On Monday April 3rd , U.S. President Donald Trump signed a repeal of the rule submitted by the Federal Communications Commission (FCC) last year relating to protecting the privacy of customers of broadband and telco Services. The rule, which passed last year and was on track to enter into effect shortly, would have required internet providers such as AT&T, Verizon and Comcast to request explicit consent from their customers before selling off their web histories and personal internet behavior profiles.
Now, ISPs are left with a gap in regulatory privacy protection. Meanwhile, they have unlimited access to customer information at their fingertips. Unlike online advertisement platforms (which can be blocked by using browser security settings), ISPs have unleashed visibility into consumers personal information such as their location, device ID, browsing activity, online phone (VoIP) activity, shopping, media consumption without any ability for the consumer to protect their privacy. ISPs can pair this information with billing and mailing addresses taken from previous online orders they have about every one of their customers which creates financial risk in case this information gets into the wrong hands.
This data is a goldmine for the ISPs as it can be used for targeted advertising based on favorite media, online shopping behavior, location, etc. ISPs can then sell this information to businesses and advertising firms for obvious reasons.
A seemingly easy solution is offering users an opt-out option; however, collecting consent and honoring specific requests would require tight controls over whose data is found and where, so it can be removed as prompted. Additionally, the monetary costs required to cover the vast amounts of data collected and relatively new technologies that would need to be implemented to govern privacy would be exorbitant.
This exemption, and the restricted transparency it perpetuates with ISPs, raises some interesting questions. Apart from the obvious violation of the basic right to privacy and the inconsistency in the requirements across vertical and even within the FTC’s control, there are a number of implications:
- They have to know their data — While ISPs are formally committed to maintaining our privacy and obviously publically state that, the lack of consumer control and transparency puts in question the accountability around providing proper controls. If the consumer cannot prevent the collection of its data, can the ISP truly control it? You need to know your data in order to protect it. If the cost for complying with this new rule is so high as the ISP’s claim, what are the assurances that their current controls are sufficient for data protection?

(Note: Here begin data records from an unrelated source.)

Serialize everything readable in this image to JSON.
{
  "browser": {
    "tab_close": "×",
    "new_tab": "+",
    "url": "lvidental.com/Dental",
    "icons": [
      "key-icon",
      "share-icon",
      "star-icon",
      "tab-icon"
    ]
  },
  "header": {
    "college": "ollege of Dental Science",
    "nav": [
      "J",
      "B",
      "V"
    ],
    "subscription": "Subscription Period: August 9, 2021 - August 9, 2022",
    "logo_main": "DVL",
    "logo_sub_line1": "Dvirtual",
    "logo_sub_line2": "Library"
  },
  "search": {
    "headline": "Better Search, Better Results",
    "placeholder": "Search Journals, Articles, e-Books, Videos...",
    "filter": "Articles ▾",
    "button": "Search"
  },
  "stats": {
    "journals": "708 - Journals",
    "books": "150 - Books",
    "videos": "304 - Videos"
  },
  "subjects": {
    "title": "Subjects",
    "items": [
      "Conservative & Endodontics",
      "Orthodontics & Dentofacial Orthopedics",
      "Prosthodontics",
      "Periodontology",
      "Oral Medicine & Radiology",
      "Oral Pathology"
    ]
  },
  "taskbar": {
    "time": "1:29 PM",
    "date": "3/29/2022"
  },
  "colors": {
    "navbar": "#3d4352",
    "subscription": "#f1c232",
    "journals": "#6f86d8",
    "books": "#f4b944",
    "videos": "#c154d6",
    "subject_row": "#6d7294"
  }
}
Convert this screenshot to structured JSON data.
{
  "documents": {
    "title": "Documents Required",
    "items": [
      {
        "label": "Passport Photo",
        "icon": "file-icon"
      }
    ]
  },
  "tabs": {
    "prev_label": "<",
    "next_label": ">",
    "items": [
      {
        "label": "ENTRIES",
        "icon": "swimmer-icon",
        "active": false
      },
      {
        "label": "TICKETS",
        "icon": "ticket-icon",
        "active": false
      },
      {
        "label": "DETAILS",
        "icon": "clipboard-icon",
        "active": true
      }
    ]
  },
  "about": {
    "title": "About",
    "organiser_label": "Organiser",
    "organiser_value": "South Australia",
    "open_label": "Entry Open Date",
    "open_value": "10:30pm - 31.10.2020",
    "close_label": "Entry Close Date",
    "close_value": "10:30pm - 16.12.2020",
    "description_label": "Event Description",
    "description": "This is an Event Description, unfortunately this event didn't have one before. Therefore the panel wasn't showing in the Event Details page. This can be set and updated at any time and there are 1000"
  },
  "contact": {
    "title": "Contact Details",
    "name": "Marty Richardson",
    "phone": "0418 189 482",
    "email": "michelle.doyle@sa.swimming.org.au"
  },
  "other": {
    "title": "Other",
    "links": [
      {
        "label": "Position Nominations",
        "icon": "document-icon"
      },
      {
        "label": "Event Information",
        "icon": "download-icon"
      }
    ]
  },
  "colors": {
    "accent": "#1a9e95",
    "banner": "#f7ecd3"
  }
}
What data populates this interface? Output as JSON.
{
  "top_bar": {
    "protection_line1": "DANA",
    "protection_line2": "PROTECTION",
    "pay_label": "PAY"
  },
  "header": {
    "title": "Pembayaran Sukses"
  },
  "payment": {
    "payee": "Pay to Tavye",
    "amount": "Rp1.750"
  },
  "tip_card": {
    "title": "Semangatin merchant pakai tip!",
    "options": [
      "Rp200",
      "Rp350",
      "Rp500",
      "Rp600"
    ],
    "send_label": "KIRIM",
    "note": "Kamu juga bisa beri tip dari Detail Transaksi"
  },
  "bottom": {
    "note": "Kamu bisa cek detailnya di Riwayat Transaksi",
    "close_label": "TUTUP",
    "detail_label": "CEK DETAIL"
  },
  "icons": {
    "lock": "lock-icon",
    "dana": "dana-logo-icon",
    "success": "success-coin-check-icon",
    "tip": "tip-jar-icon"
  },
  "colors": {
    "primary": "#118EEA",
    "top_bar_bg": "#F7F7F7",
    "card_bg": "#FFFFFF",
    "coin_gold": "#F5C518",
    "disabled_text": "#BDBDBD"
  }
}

- Data Lineage — ISPs are involved in multiple lines of business, and many of them span across wired, wireless and online channels. Multiple channels conduct various touch point with consumer data, ranging from mobile phone to media applications. Can the ISP truly separate data collected from these different channels and apply consent controls to one but not the other? How can they guarantee that information collected from a media application ad is subject to FCC consent rules is not combined with ISP information that isn’t? Can the ISPs show the lineage of the data to prove that there is true separation?
- Anonymization — The ISPs claim that the information they sell is anonymized. Meaning, it cannot be used to trace specific people. However, with the vast amounts of data and the computing power available in today’s cloud based infrastructure, how can they assure that the data cannot be made identifiable again?
- GDPR — The lack of privacy controls for ISP’s in the US comes at a blaring contrast to the new general protection regulation (GDPR) coming from the EU that adds tight requirements for data subject rights and consent. These new rules that will become active in May of 2018 apply to any business storing data of EU residents. While US ISPs may not be required to request consent by the FCC, they might find themselves having to answer to the European data protection authorities as they are bound to hold data of roaming EU resident that travel into the US
- Businesses care about privacy — Businesses are specifically concerned about the privacy of their employees, and most importantly, the confidentiality of their business. Enterprises do not want their executive’s movements tracked or their business development browsing history profiled. While individuals have limited leverage, large enterprises have much more sway and would be able to demand what individuals may not be able to get.
While the retraction of this important rule may be disappointing to privacy advocates, they can rest assured that this unchartered territory cannot be sustained for long. Consumer awareness to privacy is increasing and protecting internet users against commercial and government surveillance should be truly a bipartisan aspiration. Privacy regulations are on the rise across the world (i.e. the new GDPR, UK, Russia and China privacy regulations) and more specifically, in the US, including state-level legislation and FTC policies. Also, as stated by the FCC, “Chairman Pai believes that the best way to protect the online privacy of American consumers is through a comprehensive and uniform regulatory framework.” Next steps? The FCC must work to support a general US privacy protection regulation.